Benedita da Silva é negra, nasceu e vive num morro carioca onde fica a favela do Chapéu Mangueira. Não mora exatamente num barraco, mas é pobre. O destaque para o fato de que ela vai se casar com festa no Jockey Club, "um dos mais tradicionais e caros do Rio", como disse o jornal, expõe o quanto há ainda de preconceito numa redação como a da Folha.

Num texto de pouco mais de 40 linhas o jornal chamou a festa de "diferente", revelou que a deputada está convidando "centenas de moradores da favela" e deu ao material destaque gráfico reservado às reportagens com detalhes insólitos. Passou despercebido ao jornal o fato de que os favelados são amigos da noiva e todas as festas, na verdade, são diferentes umas das outras.

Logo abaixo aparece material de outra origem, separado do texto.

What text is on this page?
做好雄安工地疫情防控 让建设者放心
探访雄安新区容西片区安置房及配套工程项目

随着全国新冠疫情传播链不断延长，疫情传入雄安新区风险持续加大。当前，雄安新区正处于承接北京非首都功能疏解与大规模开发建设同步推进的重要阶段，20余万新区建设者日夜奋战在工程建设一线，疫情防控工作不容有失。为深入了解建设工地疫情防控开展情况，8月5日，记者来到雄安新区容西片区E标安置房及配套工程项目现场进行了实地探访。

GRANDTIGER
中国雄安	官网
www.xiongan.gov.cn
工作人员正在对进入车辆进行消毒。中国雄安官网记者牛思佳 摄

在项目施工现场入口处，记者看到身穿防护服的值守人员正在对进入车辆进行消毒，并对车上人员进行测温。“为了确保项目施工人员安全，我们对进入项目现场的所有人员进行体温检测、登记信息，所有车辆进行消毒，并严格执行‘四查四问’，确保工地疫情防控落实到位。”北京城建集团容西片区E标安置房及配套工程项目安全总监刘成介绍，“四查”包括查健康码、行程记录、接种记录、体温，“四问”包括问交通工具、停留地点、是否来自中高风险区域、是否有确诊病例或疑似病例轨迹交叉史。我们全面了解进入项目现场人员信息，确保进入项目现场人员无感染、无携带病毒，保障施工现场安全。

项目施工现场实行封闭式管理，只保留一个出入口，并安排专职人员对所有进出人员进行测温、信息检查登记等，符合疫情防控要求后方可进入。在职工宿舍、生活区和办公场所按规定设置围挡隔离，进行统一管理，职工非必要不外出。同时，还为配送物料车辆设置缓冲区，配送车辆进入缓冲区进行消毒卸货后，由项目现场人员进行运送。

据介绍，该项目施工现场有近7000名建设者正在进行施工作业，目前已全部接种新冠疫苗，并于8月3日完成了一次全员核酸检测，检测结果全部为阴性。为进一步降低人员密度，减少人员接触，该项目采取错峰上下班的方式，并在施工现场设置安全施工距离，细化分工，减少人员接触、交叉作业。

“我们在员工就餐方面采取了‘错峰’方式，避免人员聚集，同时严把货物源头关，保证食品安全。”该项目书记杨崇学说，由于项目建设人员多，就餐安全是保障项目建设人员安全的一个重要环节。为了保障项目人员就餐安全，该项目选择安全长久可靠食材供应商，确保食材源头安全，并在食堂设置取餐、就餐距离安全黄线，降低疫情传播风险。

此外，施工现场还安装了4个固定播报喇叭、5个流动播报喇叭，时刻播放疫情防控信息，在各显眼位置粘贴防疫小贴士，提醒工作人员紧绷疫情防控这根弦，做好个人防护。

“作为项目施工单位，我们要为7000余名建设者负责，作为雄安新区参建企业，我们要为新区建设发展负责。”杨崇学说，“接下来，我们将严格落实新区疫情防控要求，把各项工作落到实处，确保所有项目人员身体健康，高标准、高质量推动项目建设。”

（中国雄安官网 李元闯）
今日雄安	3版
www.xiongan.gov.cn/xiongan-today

Na crítica interna assinada pela ombudsman na quarta-feira, os jornalistas da Folha foram convidados a um exercício de imaginação. Perguntei a eles se a reportagem seria a mesma trocando Benedita da Silva por Rita Camata, uma deputada linda e loura. Certamente não. Jornais vivem de novidades, e não há novidade alguma em dizer que uma mulher branca e bem de vida vai dar uma festa de casamento no Jockey Club do Rio. Mereceria, quando muito, uma nota em coluna social.

ERREI
Ao contrário do que afirma esta coluna no domingo passado, a Folha não publicou frase em que o jornal ou o delegado Nelson Silveira Guimarães, do Deic, afirmavam terem ocorrido "apenas" 31 mortes no fim-de-semana. A ombudsman foi induzida a erro por adotar simultaneamente três procedimentos condenáveis em jornalistas: confiar na memória, consultar fontes secundárias (no caso, uma crítica interna em que registrei a palavra "apenas" em meu texto) e não checar a informação da fonte secundária com a fonte original (no caso, a edição da Folha). Ao relatar o assunto à secretária de Redação Eleonora de Lucena, a ombudsman induziu-a a erro também. A responsabilidade pela falha é, portanto, apenas desta ombudsman.

O episódio não muda minha opinião sobre a cobertura da Folha no caso, conforme relatado na coluna de 2 de outubro.